- Also known as: The Better Show
- Genre: Talk show
- Presented by: Kristina Behr; JD Roberto;
- Country of origin: United States
- Original language: English
- No. of seasons: 7

Original release
- Network: Syndication
- Release: 2007 – May 2015

= Better (talk show) =

American television show

Better, also known as The Better Show, is a syndicated lifestyle and celebrity focused daytime talk show that aired in syndication from 2007 to 2015. It aired weekdays on 160 stations across the United States. The program was produced and distributed by Meredith Corporation. The Better Show got its name from and is based on Meredith's flagship publication, Better Homes and Gardens. The show also tapped its other magazines' experts in home, shelter and parenting.

This was not Better Homes and Gardens first foray into television; in the 1990s, the magazine presented a similar syndicated weekly program, Better Your Home with Better Homes and Gardens. In addition, the Australian version of the magazine hosts their TV program as well.

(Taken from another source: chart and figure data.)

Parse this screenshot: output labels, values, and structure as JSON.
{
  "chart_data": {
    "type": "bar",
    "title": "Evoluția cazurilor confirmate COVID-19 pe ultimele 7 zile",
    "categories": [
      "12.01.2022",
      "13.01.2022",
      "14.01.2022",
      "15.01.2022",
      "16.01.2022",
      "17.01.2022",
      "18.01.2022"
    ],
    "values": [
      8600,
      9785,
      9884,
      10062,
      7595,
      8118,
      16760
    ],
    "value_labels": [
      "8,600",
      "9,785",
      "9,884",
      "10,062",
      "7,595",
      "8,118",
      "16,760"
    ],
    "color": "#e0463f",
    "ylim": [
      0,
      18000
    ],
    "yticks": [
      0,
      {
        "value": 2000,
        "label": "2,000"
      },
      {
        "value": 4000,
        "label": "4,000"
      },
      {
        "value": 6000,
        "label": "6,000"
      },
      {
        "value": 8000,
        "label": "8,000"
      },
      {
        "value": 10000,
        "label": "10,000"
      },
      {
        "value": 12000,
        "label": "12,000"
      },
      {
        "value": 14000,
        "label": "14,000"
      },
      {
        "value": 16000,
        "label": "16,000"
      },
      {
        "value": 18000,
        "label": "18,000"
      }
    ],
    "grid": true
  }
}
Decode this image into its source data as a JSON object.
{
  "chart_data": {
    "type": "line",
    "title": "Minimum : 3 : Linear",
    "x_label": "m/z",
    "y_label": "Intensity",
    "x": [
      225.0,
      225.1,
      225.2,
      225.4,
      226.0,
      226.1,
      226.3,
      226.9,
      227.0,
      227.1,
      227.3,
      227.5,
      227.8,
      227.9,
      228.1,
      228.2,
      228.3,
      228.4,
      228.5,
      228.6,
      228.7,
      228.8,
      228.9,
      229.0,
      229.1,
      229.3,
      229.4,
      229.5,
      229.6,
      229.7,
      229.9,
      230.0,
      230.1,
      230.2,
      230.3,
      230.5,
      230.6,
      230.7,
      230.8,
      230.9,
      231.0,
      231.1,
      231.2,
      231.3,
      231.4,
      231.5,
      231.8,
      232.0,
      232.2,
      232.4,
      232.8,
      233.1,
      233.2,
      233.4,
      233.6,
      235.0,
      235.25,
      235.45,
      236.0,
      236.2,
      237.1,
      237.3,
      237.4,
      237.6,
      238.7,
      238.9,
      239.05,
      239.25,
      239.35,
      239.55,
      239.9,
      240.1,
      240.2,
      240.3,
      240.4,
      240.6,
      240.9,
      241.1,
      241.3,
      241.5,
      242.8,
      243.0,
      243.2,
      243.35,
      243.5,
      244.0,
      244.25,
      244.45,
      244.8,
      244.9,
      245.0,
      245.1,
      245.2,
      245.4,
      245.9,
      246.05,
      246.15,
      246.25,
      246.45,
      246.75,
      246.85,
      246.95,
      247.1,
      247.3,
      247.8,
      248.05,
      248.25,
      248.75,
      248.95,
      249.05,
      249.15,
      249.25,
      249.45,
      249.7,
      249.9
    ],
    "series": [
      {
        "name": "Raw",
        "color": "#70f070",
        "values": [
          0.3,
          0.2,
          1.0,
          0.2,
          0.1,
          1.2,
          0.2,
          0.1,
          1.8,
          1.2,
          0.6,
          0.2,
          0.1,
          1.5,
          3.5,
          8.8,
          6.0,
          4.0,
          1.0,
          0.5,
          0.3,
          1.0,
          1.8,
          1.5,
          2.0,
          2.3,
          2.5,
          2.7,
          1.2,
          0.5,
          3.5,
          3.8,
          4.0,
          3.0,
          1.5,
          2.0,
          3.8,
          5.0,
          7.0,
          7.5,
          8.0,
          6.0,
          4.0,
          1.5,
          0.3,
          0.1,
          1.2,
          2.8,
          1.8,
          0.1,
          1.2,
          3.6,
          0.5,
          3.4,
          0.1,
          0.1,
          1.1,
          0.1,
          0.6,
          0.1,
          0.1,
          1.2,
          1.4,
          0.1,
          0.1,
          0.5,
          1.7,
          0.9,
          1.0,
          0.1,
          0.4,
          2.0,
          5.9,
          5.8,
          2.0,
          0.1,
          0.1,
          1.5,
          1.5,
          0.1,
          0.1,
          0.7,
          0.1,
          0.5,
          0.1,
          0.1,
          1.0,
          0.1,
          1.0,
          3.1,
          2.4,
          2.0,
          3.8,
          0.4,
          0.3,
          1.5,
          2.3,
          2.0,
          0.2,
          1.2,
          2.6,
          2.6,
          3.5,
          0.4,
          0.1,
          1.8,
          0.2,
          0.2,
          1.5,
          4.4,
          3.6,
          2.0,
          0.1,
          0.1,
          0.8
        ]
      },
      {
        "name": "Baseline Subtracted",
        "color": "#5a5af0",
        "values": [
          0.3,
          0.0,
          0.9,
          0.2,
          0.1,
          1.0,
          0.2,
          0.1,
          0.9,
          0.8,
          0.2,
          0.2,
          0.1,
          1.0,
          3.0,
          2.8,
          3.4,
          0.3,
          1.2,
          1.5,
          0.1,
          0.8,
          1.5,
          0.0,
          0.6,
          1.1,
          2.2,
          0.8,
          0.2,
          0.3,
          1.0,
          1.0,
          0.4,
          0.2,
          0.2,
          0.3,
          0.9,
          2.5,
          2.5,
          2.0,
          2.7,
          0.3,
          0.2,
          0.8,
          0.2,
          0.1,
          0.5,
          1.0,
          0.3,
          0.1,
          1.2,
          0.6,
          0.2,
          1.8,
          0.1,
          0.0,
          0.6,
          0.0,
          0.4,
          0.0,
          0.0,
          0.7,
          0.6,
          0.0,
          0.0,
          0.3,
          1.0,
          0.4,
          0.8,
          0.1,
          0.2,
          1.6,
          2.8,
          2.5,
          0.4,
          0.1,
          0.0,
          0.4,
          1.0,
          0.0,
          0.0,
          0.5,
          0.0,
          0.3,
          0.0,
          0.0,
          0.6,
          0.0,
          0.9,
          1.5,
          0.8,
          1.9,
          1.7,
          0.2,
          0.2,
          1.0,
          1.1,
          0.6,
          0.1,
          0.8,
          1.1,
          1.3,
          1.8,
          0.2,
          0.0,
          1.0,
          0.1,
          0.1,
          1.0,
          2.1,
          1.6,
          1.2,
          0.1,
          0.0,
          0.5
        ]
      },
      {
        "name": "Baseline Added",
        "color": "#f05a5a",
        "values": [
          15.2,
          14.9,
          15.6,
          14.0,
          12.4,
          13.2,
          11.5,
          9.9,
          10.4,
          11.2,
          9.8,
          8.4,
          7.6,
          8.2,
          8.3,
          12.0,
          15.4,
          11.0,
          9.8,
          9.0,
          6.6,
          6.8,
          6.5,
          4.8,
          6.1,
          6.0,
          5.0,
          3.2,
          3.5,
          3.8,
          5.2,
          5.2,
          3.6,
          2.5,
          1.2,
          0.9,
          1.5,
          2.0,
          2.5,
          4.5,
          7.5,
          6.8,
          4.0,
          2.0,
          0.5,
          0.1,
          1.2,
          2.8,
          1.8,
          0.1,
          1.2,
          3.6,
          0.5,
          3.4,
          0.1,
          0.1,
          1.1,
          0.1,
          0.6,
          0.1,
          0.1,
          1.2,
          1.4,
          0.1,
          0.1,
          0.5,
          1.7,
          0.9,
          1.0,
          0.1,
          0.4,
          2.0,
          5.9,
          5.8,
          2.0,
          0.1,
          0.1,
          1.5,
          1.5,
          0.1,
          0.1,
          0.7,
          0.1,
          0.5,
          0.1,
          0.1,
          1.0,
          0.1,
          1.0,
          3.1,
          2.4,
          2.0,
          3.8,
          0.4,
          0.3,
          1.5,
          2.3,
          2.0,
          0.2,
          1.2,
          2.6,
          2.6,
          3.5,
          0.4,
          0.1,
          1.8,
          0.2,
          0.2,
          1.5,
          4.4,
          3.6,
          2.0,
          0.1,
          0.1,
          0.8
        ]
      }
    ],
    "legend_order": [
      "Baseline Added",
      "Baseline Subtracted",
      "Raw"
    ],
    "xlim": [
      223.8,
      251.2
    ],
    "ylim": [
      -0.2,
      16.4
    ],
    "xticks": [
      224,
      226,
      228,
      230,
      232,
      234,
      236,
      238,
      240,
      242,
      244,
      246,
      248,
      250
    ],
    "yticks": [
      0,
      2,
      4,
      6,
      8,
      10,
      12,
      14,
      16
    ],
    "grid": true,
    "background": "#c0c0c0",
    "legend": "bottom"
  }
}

The hour-long daytime strip show Better allows eight minutes of local content. While in Kansas City, the national version on KSMO-TV was also complemented by a total localized version, Better Kansas City, on KCTV. At least with Meredith stations those with some localized content gave a local version of the name. For example, WNEM-TV's version was called Better Mid-Michigan. while WGCL-TV's edition was known as Better Mornings Atlanta; and KPHO-TV's show was called Better Arizona. WPHL-TV (a Tribune-owned Better affiliate) aired the national version in the morning with local cut-ins throughout the hour, branded as Better Philly.

== History and affiliates ==
The Better Show began on KPTV in Portland, Oregon as a local show. Production of the program began in several test markets in 2007 and placed into syndication later that year.

By January 2008, the show was on 10 Meredith and 3 Journal stations. At that time, Meredith signed 12 additional stations to carry the show, 1 Fisher Communications, 7 LIN TV and 4 Northwest Broadcasting. Fisher launched in March 2008 while LIN and Northwest launched the fall.

In Kansas City in September 2012, a totally localized Better Kansas City debuted on KCTV, while the national Better program aired on sister station KSMO-TV. Meredith announced that The Better Show would premiere on The Hallmark Channel in October 2012 to replace programming from Martha Stewart and to complement its "Home & Family" programming block. The CW Plus picked up Better for air on its stations in fall 2014, where it replaced The Daily Buzz.

In February 2015, Meredith confirmed that the program would end in May 2015. Repeats continued to air until mid-September 2015. Despite the cancellation of the national program, KCTV's Better Kansas City continues to be produced in that market as of December 2018, along with WFSB's Better Connecticut for central Connecticut, which was later renamed to Great Day Connecticut.

== Hosts and correspondents ==
The Better Show was co-hosted by Kristina Behr and JD Roberto from studios in Midtown Manhattan when it was cancelled. The show's other primary personality was correspondent Sarah Bernard.

Initially, The Better Show was split-hosted by Emmy-nominated Audra Lowe in New York City and Kimberly Maus at KPTV in Portland, Oregon. In August 2009, the show's West Coast operations moved to WFSB in Rocky Hill, Connecticut, near Hartford. At that time Lowe became the program's solo host.

Rhiannon Ally was named Lowe's co-host in January 2011. She originally joined the program in September 2009 as a correspondent based out of Rocky Hill. She had also served as Lowe's substitute. Ally left to take a news anchor position in Miami, Florida.

On September 12, 2011, JD Roberto was added as a co-host. Reporter Leslie Nagy was the show's main correspondent. Home and design expert Jennifer Adams, gardening host Mar Jennings, and celebrity and country music interviewers Ashlie Kolb and Sarah Bernard made regular contributions to the program.

Lowe served as the show's longest running host. When she walked away from her contract in 2013, the show hired soap opera veteran Rebecca Budig to replace her on the desk with Roberto. Budig stayed one season. All three hosts were nominated for a National Daytime Emmy in the "Best Hosting" category.